Higher proportions of breast milk intake are associated with reduced intestinal inflammation. 60 A reduction in the rate of sepsis was observed in very low birth weight infants, in infants who received at least 50 ml/kg per day of breast milk in the first month after birth.59

Compared to bovine milk formula, breast milk is thought to reduce the risk of NEC by lowering gastric pH and improving intestinal motility.14 Immune maturation is thought to be increased by IgAs, lactoferrin, and HMOs, leading to reduced microbial dysbiosis. 14

IgA in breast milk has been shown to protect against the development of NEC in preterm infants.14 Overall, this protection is likely the result of multiple bioactive components that attenuate inflammation, particularly in preterm infants.13, 14 , 46, 61

Several Cochrane reviews of infant feeding methods and their association with NEC included infants who received breast milk. The use of formula versus donor breast milk for feeding preterm or low-birth-weight infants was evaluated in 12 completed trials involving 1,871 infants.

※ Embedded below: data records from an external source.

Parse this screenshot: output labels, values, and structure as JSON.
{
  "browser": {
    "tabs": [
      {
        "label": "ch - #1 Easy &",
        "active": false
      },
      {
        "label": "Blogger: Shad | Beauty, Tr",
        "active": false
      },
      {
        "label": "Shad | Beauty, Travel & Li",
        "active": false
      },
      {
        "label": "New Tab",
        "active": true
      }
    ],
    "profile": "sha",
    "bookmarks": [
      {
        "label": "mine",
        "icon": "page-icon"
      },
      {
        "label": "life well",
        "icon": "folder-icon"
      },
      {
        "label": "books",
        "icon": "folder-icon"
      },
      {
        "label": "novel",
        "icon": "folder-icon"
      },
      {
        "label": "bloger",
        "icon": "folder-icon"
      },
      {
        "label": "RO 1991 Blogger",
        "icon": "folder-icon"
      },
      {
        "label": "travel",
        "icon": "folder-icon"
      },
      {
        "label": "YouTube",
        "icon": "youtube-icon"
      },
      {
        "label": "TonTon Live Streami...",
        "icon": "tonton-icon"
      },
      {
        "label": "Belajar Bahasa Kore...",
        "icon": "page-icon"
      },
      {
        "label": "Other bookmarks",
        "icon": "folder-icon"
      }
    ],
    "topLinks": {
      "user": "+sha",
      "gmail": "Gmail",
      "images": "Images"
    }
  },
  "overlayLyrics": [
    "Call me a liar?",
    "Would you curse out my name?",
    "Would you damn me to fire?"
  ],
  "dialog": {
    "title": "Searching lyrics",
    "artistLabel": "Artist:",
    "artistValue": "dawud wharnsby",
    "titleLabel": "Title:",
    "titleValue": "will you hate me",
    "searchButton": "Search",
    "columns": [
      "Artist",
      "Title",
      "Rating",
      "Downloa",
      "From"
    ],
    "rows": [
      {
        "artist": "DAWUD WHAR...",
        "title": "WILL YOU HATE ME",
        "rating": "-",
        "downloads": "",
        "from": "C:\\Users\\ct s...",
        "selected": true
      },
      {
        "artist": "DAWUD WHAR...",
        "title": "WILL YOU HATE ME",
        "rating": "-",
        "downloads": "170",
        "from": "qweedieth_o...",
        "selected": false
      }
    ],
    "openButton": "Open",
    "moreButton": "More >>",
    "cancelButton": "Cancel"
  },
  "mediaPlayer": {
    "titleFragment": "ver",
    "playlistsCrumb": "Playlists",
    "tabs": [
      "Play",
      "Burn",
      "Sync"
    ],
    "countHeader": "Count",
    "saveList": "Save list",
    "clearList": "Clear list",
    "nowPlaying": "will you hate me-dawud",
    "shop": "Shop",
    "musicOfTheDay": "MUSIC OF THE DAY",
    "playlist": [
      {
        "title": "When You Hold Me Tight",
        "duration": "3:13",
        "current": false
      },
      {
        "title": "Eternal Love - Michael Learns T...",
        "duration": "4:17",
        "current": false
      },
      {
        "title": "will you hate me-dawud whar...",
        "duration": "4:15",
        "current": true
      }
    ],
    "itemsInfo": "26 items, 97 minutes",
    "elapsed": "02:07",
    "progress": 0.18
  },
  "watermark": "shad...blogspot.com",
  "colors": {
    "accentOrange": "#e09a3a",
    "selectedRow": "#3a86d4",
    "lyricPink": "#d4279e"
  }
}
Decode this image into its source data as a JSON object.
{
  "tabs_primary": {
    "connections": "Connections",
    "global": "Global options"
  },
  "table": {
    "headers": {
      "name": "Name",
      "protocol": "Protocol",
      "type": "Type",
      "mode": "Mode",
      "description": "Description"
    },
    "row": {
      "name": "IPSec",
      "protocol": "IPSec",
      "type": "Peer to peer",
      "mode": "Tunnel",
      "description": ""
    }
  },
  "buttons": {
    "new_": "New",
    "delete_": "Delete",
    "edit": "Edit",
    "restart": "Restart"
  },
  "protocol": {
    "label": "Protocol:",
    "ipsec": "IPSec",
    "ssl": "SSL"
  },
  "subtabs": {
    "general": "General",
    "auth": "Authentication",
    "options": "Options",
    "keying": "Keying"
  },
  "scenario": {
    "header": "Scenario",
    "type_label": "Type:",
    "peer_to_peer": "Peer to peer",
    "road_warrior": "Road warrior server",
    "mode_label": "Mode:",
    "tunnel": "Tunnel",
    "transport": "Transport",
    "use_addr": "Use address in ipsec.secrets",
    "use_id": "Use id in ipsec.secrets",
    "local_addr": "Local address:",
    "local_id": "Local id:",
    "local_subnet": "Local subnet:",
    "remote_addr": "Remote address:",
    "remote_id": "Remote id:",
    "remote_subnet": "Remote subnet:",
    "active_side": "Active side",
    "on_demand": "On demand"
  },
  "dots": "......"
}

The authors suggested that formula feeding nearly doubles the risk of developing NEC.56 The incidence of NEC in full-term newborns can be reduced by identifying infants at highest risk and using breast milk feeding when possible. 51

> Atopic disease

Breastfeeding appears to protect infants against the development of atopic diseases, particularly in infants with a family history of atopy.62 Breastfeeding offers protection against atopic dermatitis, wheezing/asthma, allergic rhinitis, and cow’s milk protein allergy. . 2, 16, 62

Exclusive breastfeeding is recommended until 4 months of age to reduce allergic diseases. 63 Although the mechanism is unclear, high levels of IgA, certain cytokines, and HMO are associated with anti-allergy protection in infants, possibly through microbiome development.2, 16

Protection against allergic diseases may also be boosted by these immunostimulating bioactive components in breast milk. (sixteen)

Conclusion

Breast milk is an extremely complex mixture of interacting components, the composition of which varies between nursing mothers and during the lactation period. Our understanding of the effects of each component is still in its infancy.

The interrelationship between human milk composition and subsequent neonatal immunomodulation and microbiota remains elusive. Breastfeeding has wide-ranging clinical implications, many of which are not yet fully understood.

Education of the neonatal immune system through breast milk is increasingly thought to have critical lifelong implications on adult disease patterns.